Alors que les négociations annuelles obligatoires (NAO) sur les rémunérations se poursuivent dans les entreprises pour 2024, le ralentissement de l’inflation devrait amoindrir les enveloppes d’augmentation prévues dans les accords qui parviennent à être conclus. Or, les niveaux de salaires restent l’un des tout premiers motifs de conflictualité au travail, qu’il s’agisse de mobilisations collectives (débrayages, grèves prolongées) ou de litiges individuels.
Quels sont les résultats de cette conflictualité ? C’est ce qu’a souhaité ausculter une étude du sociologue Maxime Lescurieux, publiée en février par la direction de l’animation de la recherche, des études et des statistiques (Dares) du ministère du travail. Sans conclure à un lien de causalité qui ferait de ces pics de tension le seul facteur d’explication des augmentations de salaire, l’auteur relève plutôt une « corrélation significative » positive entre la présence de conflits, l’ouverture de négociations et les augmentations : entre 2014 et 2019, la rémunération brute moyenne horaire augmente plus vite dans les entreprises les plus conflictuelles que dans les moins conflictuelles.
Le document fournit des variables complémentaires d’analyse, tels le secteur d’activité, la taille de l’entreprise, la catégorie socioprofessionnelle et, plus originale, la prédominance d’hommes ou de femmes dans l’entreprise.
Contrairement sans doute à une idée reçue, il n’y a pas de différence marquée entre les deux genres dans la propension à entrer durablement en conflit. En revanche, l’impact des conflits portant sur les rémunérations est moindre et moins visible dans les entreprises où les femmes sont majoritaires. Ce lien entre conflictualité et rémunération, pointé de manière positive dans les établissements où les hommes sont majoritaires, s’avère même pénalisant en cas de conflits collectifs plus courts et perlés parmi des effectifs plus féminisés.
Première clé d’explication, selon Maxime Lescurieux, l’auteur de l’étude : dans les entreprises avec plus d’hommes, par exemple dans l’industrie ou les transports, « davantage de négociations collectives menées portent sur le thème des salaires », soit 87 %, contre seulement 80 % dans les entreprises où les femmes sont majoritaires.

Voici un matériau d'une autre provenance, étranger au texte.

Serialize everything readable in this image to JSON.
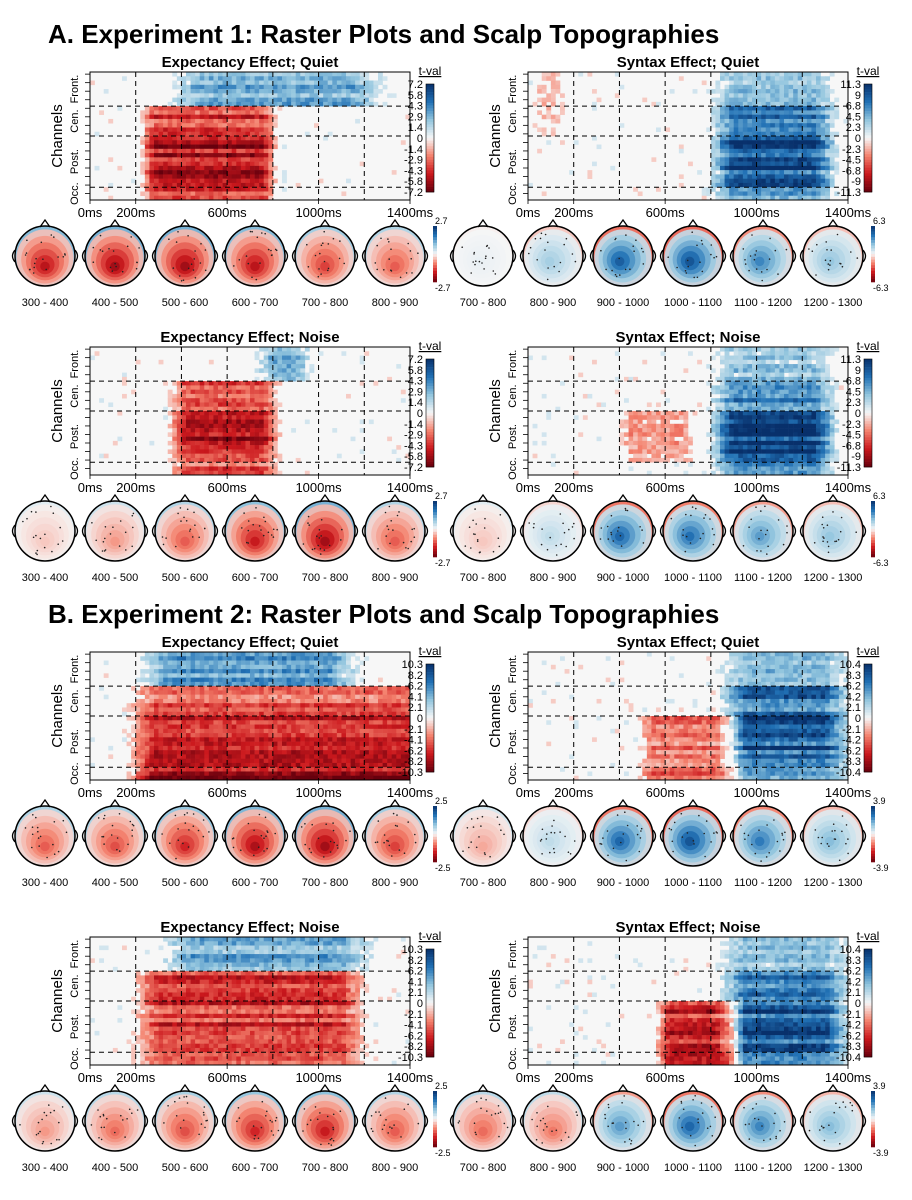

Dans les entreprises masculines, ces négociations portent plus souvent sur la part des augmentations individuelles, ce qui joue également sur la distribution des salaires entre les deux genres.
Cette différence s’explique aussi par l’habitude à mobiliser et à négocier : l’historique et l’architecture plus fragile de l’implantation syndicale dans les secteurs avec plus de salariées comme le commerce, les services et, dans une moindre mesure, l’action sociale, par exemple, sont des facteurs à prendre en compte. « Dans les établissements à dominance masculine, il peut y avoir une tradition de lutte et un rapport de force plus ancien qui facilite la création d’une dynamique de mobilisation, laquelle exige des moyens, des soutiens et de la communication pour se maintenir », souligne Eve Meuret-Campfort, sociologue au CNRS.